Effects of imidafenacin (KRP-197/ONO-8025), a new anti-cholinergic agent, on muscarinic acetylcholine receptors. High affinities for M3 and M1 receptor subtypes and selectivity for urinary bladder over salivary gland.

Imidafenacin (CAS 170105-16-5, KRP-197, ONO-8025) is an antagonist for the muscarinic acetylcholine (ACh) receptor currently under development for the treatment of overactive bladder. Affinities of imidafenacin and other drugs for muscarinic ACh receptor subtypes were investigated by examining inhibitory effects on ACh release in the rat urinary bladder and K+ efflux in the rat salivary gland in functional and binding assays. In the functional assay, imidafenacin had higher affnities for M3 and M1 receptors than for the M2 receptor. In contrast, metabolites of imidafenacin (M-2, M-4 and M-9) had low affinities for muscarinic ACh receptor subtypes. Darifenacin had selectivity for the M3 receptor, while propiverine, tolterodine and oxybutynin had no selectivity for muscarinic ACh receptors. In carbamylcholine (CCh)-induced contraction in the urinary bladder, imidafenacin, propiverine, tolterodine and oxybutynin had affinities similar to those for the M3 receptor in the ileum.
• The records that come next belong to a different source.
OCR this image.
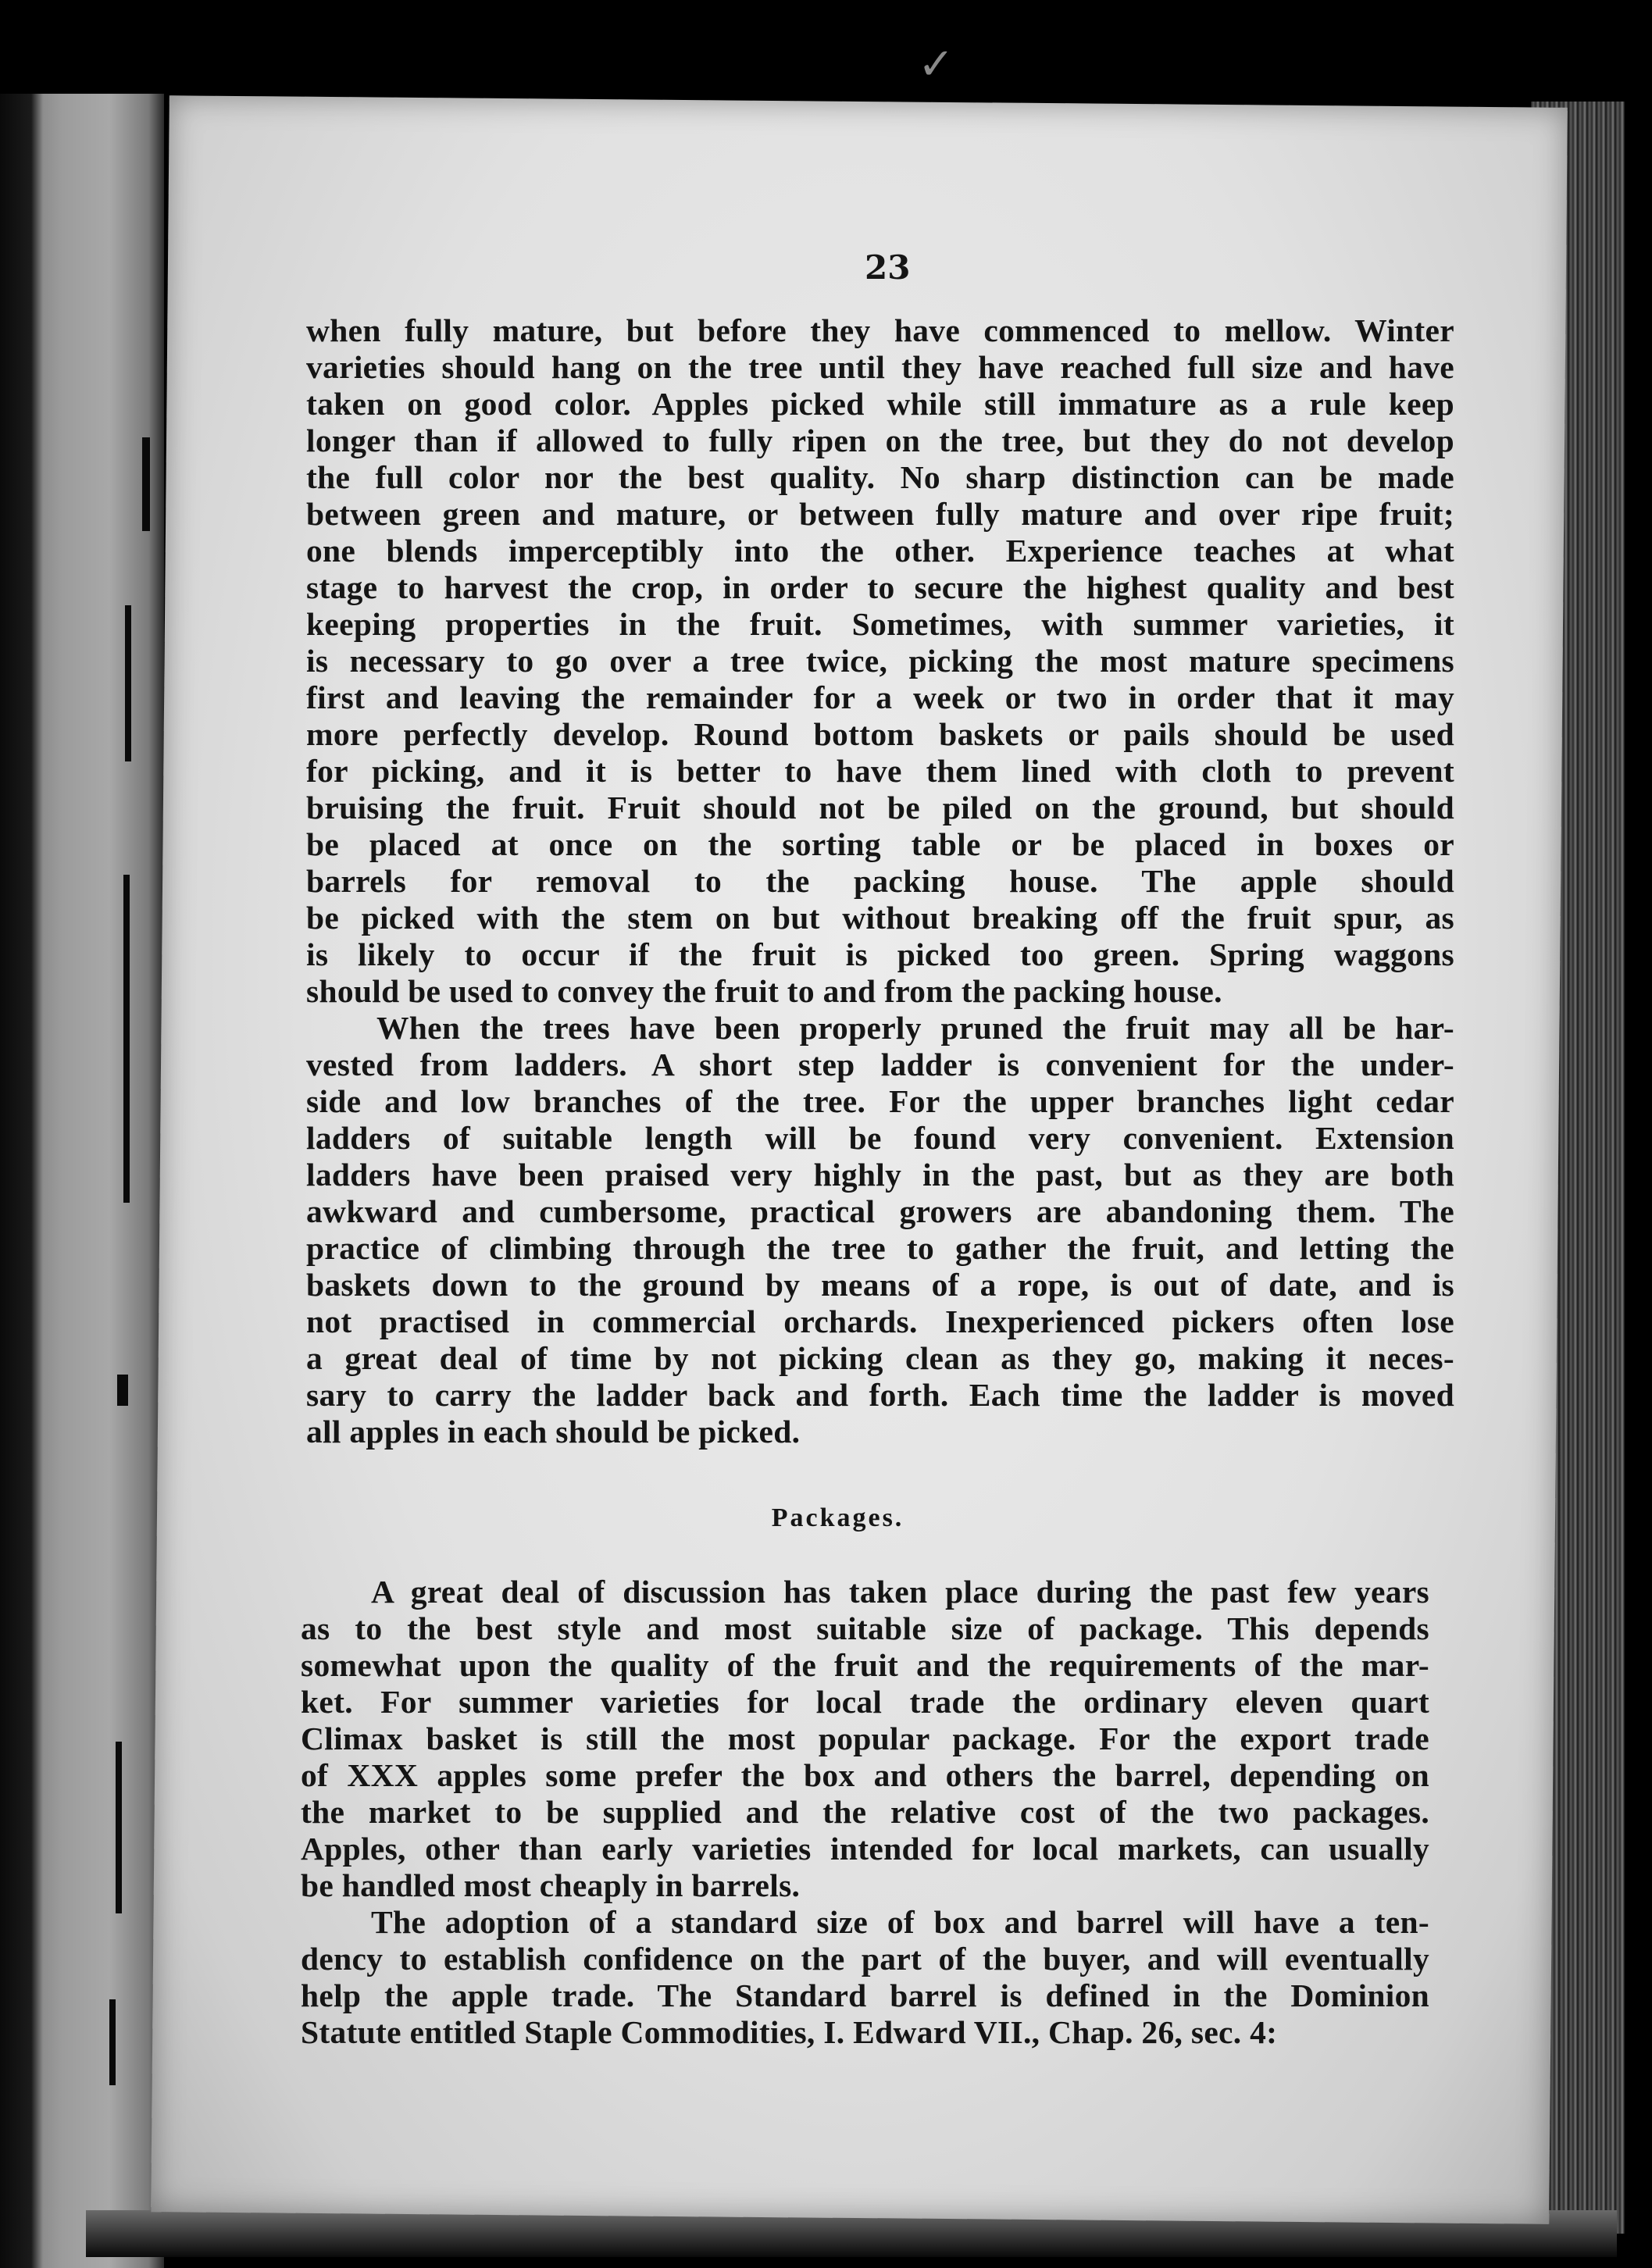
✓
23
when fully mature, but before they have commenced to mellow. Winter
varieties should hang on the tree until they have reached full size and have
taken on good color. Apples picked while still immature as a rule keep
longer than if allowed to fully ripen on the tree, but they do not develop
the full color nor the best quality. No sharp distinction can be made
between green and mature, or between fully mature and over ripe fruit;
one blends imperceptibly into the other. Experience teaches at what
stage to harvest the crop, in order to secure the highest quality and best
keeping properties in the fruit. Sometimes, with summer varieties, it
is necessary to go over a tree twice, picking the most mature specimens
first and leaving the remainder for a week or two in order that it may
more perfectly develop. Round bottom baskets or pails should be used
for picking, and it is better to have them lined with cloth to prevent
bruising the fruit. Fruit should not be piled on the ground, but should
be placed at once on the sorting table or be placed in boxes or
barrels for removal to the packing house. The apple should
be picked with the stem on but without breaking off the fruit spur, as
is likely to occur if the fruit is picked too green. Spring waggons
should be used to convey the fruit to and from the packing house.
When the trees have been properly pruned the fruit may all be har-
vested from ladders. A short step ladder is convenient for the under-
side and low branches of the tree. For the upper branches light cedar
ladders of suitable length will be found very convenient. Extension
ladders have been praised very highly in the past, but as they are both
awkward and cumbersome, practical growers are abandoning them. The
practice of climbing through the tree to gather the fruit, and letting the
baskets down to the ground by means of a rope, is out of date, and is
not practised in commercial orchards. Inexperienced pickers often lose
a great deal of time by not picking clean as they go, making it neces-
sary to carry the ladder back and forth. Each time the ladder is moved
all apples in each should be picked.
Packages.
A great deal of discussion has taken place during the past few years
as to the best style and most suitable size of package. This depends
somewhat upon the quality of the fruit and the requirements of the mar-
ket. For summer varieties for local trade the ordinary eleven quart
Climax basket is still the most popular package. For the export trade
of XXX apples some prefer the box and others the barrel, depending on
the market to be supplied and the relative cost of the two packages.
Apples, other than early varieties intended for local markets, can usually
be handled most cheaply in barrels.
The adoption of a standard size of box and barrel will have a ten-
dency to establish confidence on the part of the buyer, and will eventually
help the apple trade. The Standard barrel is defined in the Dominion
Statute entitled Staple Commodities, I. Edward VII., Chap. 26, sec. 4:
In the binding assay for human muscarinic ACh receptor subtypes, imidafenacin had higher affinities for m3 and m1 receptors than for m2 receptor, but tolterodine had no selectivity for m1, m2 and m3 receptors. In ACh release in the urinary bladder, inhibitory effects of imidafenacin, tolterodine, oxybutynin and darifenacin seemed to be partially mediated by the M1 receptor. In ACh-induced and electrical stimulation-induced K+ efflux from the salivary gland, inhibitory effects (IC50) of imidafenacin, propiverine, tolterodine, oxybutynin and darifenacin might be closely related to those for the M3 receptor in the ileum. These results suggest that imidafenacin more strongly antagonizes cholinomimetics on M3 and M1 receptors than on the M2 receptor. Moreover, imidafenacin seems to inhibit the contraction of the bladder smooth muscle by mediating antagonism to the M3 receptor and to regulate ACh release by mediating prejunctional facilitatory M1 receptor. Imidafenacin also inhibited K+ efflux from the salivary gland mainly by mediating the M3 receptor. Therefore, imidafenacin will have higher affinities for M3 and M1 receptors and higher selectivity for the urinary bladder than for the salivary gland.